The Idiap Research Institute has been active for almost two decades in Swiss, European and Worldwide projects and consortiums where the acquisition, storage, distribution, processing, and evaluation of very large amounts of digital data was playing a central role in the execution and success of the research. To name but a few, Idiap has been and still is leading or involved in:
• the NCCR IM2 on Interactive Multimodal Information Management;
• the AMI and AMIDA EU FP6 projects;
• the MOBIO FP7 project.
The need for efficient access to very large data sets in each of these projects will be discussed as examples in the proposal, and a number of other projects will also benefit from the planned system.
As leading house of the IM2 NCCR, Idiap has played a key role in coordinating the set up of acquisition infrastructure such as instrumented smart meeting rooms, time synchronization and alignment of different sources with different bandwidth and resolution. Going from raw data to annotated corpora useful for research also require infrastructures and services that go beyond adding a number of hard discs to a file server. Finally, distributing those datasets to other teams within the NCCR and worldwide to work on the same data represented a breakthrough and Idiap wants to maintain its leadership.
The current proposal aims at adding to the Idiap research infrastructure a high bandwidth, high capacity, distributed storage system. In addition to our “traditional” file server (based on NetApp systems), we currently have a total of 50TB of low cost storage space available for static data. Based on raid systems we are limited by the network bandwidth of each system (generally 1 Gbit/s). Furthermore, the increasing number of people using the system, and the growing size of the datasets call for a significant increase in capacity and bandwidth.
With the goal of maintaining Idiap’s position as the Swiss leader in the acquisition, storage and distribution of massive amounts of multimedia data (coming from Idiap, as well as other national and international sources), we seek to improve our storage capacity by adding high performance storage.

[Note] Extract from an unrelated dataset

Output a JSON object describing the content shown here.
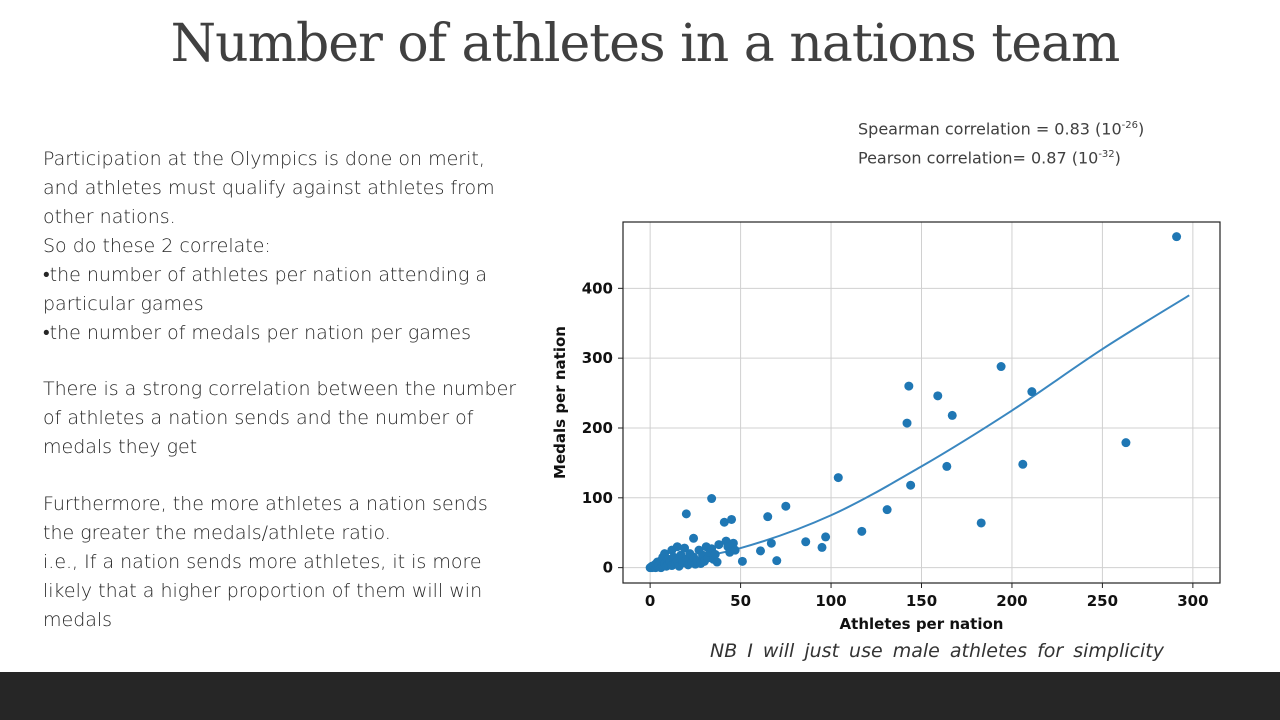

The key idea of the project is to improve the performances through the distribution of storage nodes, the striping of data, and direct access from computing machines, which requires the usage of a file system able to handle concurrent access. We indent to use the Sun Microsystem's Lustre technology which benefits from a successful history of being the file system used in many of the Top500 Supercomputing Sites – see http://top500.org.
To implement this we plan to build racks of storage using standard multi disks raid systems (RAID6 systems and SATA disks). Those systems will be connected to our network with high bandwidth (20 times faster than today) which will speedup the time of the experiments. We aim at increasing our storage capacity by adding four racks containing 120TB each.